The Whetting Stone by Taylor Mali is as piercing as the knives whetstones sharpen. The poems in his collection – each in its own way – are stunning and not in the least sentimental. Together, they take readers on a breath-taking journey through love, grief, suicide, loss, and finally back to love.
“Grief Moves,” the first poem introduces a sensuousness and intimacy that leads readers through the eighteen poems that follow.
…before falling into sleep,
how we came together, loss now
a moving thing between us.
It also introduces the “other” of the collection whose “grief…become a kind of need.”
Perhaps the most powerful poem is “Six Stories.” The first stanza reveals the suicide, followed by six short verses, each enlightening the backstory lurking behind the act. Like others in the collection, this poem has been honed to the fine precision of a chef’s knife. There’s not a word out of place; all excess has been cut. The language is precise and concise.
We travel inward with Mali, glimpsing 10 years of marriage, but the focus of The Whetting Stone delves into those that come after. In “Twelfth Anniversary,” Mali shares a light, almost humorous – but extraordinarily insightful – moment that marks (perhaps) the beginning of forgiveness: “And what is more, that I loved you as best I could while you were alive.”

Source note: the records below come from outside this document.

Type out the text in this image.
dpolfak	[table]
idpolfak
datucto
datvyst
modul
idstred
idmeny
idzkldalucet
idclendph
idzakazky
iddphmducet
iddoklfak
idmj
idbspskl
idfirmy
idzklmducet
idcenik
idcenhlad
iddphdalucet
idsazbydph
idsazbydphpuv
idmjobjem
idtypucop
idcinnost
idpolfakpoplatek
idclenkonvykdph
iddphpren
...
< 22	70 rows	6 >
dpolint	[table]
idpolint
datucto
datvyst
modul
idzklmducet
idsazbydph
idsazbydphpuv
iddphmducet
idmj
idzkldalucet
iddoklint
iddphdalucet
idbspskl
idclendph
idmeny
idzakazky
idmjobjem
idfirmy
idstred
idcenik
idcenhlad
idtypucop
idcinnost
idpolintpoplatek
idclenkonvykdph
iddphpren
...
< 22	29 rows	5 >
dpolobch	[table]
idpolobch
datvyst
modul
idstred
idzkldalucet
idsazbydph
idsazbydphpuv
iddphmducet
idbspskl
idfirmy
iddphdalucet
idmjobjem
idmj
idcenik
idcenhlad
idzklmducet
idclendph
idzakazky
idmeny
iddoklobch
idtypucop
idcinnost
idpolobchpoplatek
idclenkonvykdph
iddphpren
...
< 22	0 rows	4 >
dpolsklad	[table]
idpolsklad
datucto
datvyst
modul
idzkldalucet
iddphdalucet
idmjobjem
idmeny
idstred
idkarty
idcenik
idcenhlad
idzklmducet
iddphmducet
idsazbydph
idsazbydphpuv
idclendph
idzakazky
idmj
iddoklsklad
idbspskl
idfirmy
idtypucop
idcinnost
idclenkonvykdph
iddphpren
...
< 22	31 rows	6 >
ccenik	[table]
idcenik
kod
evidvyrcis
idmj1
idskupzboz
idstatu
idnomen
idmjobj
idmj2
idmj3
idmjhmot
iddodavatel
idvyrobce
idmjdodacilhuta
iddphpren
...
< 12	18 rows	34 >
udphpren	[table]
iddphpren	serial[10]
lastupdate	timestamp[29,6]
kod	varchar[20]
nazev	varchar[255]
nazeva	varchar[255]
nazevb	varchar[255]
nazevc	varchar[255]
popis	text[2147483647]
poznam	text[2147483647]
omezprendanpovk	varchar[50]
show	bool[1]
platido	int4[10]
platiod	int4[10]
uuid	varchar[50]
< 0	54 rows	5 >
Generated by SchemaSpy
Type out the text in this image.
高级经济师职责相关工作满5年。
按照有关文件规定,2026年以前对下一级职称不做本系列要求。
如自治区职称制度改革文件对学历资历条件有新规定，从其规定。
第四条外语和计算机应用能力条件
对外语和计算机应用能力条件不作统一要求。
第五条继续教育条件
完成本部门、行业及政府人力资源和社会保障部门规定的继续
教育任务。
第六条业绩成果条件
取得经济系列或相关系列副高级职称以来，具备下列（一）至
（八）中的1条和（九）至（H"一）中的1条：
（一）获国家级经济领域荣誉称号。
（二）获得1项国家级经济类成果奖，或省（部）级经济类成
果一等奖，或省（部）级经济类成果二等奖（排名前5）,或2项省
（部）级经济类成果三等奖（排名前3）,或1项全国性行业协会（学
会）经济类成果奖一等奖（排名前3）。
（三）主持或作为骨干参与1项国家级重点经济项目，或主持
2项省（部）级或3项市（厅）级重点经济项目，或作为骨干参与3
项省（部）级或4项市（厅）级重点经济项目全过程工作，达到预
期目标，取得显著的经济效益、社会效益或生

Mali’s skill is as sharp as the knife that surfaces in many poems. One poem I found particularly moving has the longest title: “Things We Both Know / That I Still Have to Tell You.” It ends with a two-line stanza:
You are none of the things
you think you are. Or even alive.
Pain and healing are equally present in the words and what is written between the lines.
The Whetting Stone offers readers an insightful, honest journey through trauma until Mali has a crucial awareness and a shift occurs. He’s ready to let go and writes:
Lover, at last, please leave me, after all these years.
You have cried enough. Leave me to these tears.
Eventually, he recognizes:
She was
not mine
to save.
Taylor Mali’s The Whetting Stone won the 2017 Rattle Chapbook Prize. I highly recommend this thin, extraordinary chapbook.